Tips to Prevent Shortness of Breath Caused By Hyperventilation Underwater
I could tell that my student was hyperventilating – huge clouds of bubbles burst from his regulator every few seconds and I could hear him gasping for breath. He was overexerting himself, and was so focused on deploying a reel and swimming that he couldn’t gain control of his breathing. Before I could signal him to stop playing with the reel and calm down, he signaled me that he had a problem and we ascended carefully to the surface. “I couldn’t breathe!” He sounded surprised.
Hyperventilation is a common problem in scuba diving. When a diver hyperventilates, he fails to exhale the used air completely from his lungs. When he tries to inhale, he can only inhale a partial breath because a portion of the space in his lungs is occupied by the un-exhaled air. This leads to the feeling of shortness of breath.
I have witnessed divers hyperventilating in a variety of situations, such as when they focus on a difficult task, when they exert themselves by swimming against a current, and when they are nervous.
Sometimes the divers are so focused on a goal, such as reaching a portion of the reef or photographing a turtle that they fail to realize the problem. However, the most common situation in which I observe divers hyperventilating is on the surface before descent when they are anxious about a dive and fail to exhale fully.

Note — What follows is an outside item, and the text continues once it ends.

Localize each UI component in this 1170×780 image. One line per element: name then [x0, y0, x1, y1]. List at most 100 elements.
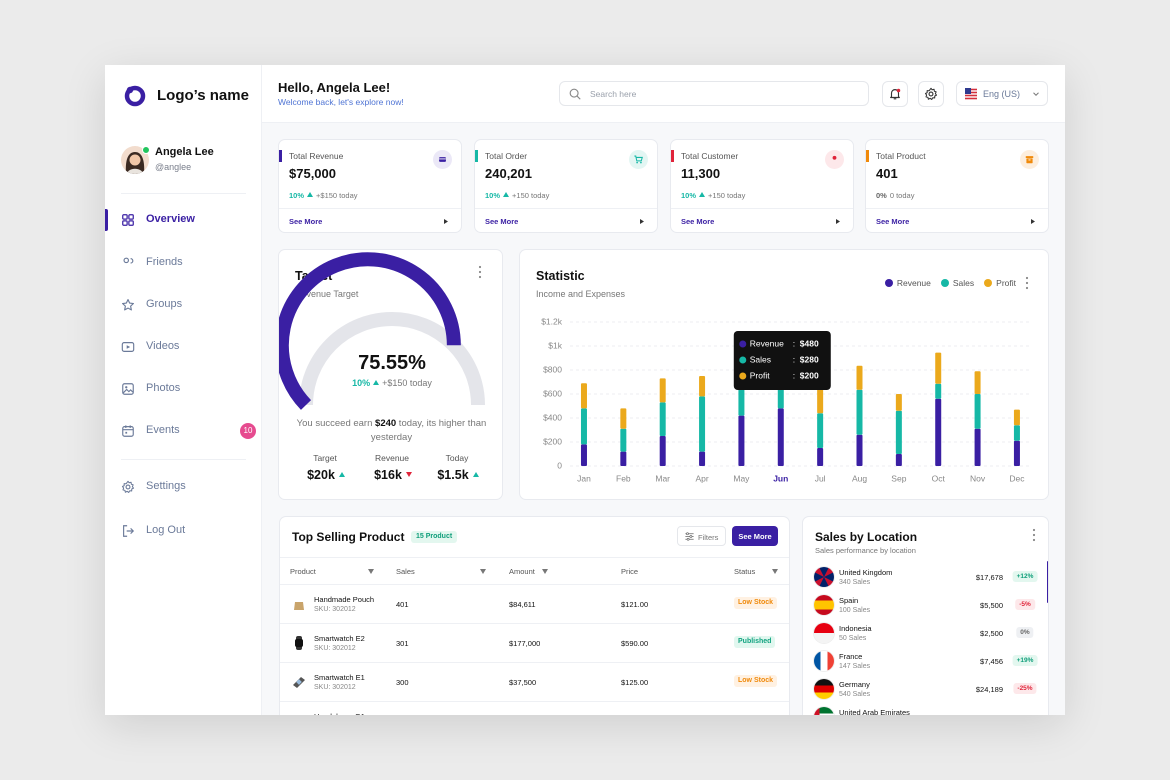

Any diver can find himself unexpectedly overexerted or short of breath during a dive, so it makes sense to have a plan to deal with hyperventilation. Here is what I suggest doing:
1. Recognize that you have a problem. It is easy to be so focused on an activity or goal that you do not notice a problem immediately. The first step is to notice that you are hyperventilating and to decide take action.
2. Signal your buddy. As with any problem, it is important to make your dive buddy aware of the difficulty so that he can assist you or at least remain with you while you deal with it.
3. Check your air pressure gauge. Sometimes, the breathing resistance increases when the tank is almost empty of air. Be certain that this is not the case before proceeding.
4. Stop. Cease all activities, stop swimming, and relax your body. If possible, find a safe anchor point, such as a rock or ascent line to grab, or make yourself negatively buoyant and kneel on the floor if it is an appropriate depth. The idea is to anchor yourself so that you do not have to focus on your buoyancy, swimming, or position in the water.
5. Exhale fully. Until you can empty all the dead air from your lungs, there will not be space to draw a full breath. Therefore, you must fully exhale to make space for fresh air. Slowly and completely exhale the air from your lungs, and then inhale as calmly as possible. Repeat this process until you feel your breathing rate return to normal and you can breathe easily and comfortably.
6. Decide whether or not to continue the dive. Depending upon the cause of the hyperventilation, a diver must decide whether it is appropriate to continue the dive. If he was over exerting himself by swimming after a turtle, he can avoid this action and continue to safely dive. However, if, for instance, a strong current or anxiety caused the problem, it may best to end the dive before the problem occurs again.
Hyperventilation can make a diver feel that he is unable to breathe, a very scary feeling underwater. However, once a diver recognizes the situation, he can implement techniques to slow his breathing, reestablish control, and regain his comfort underwater.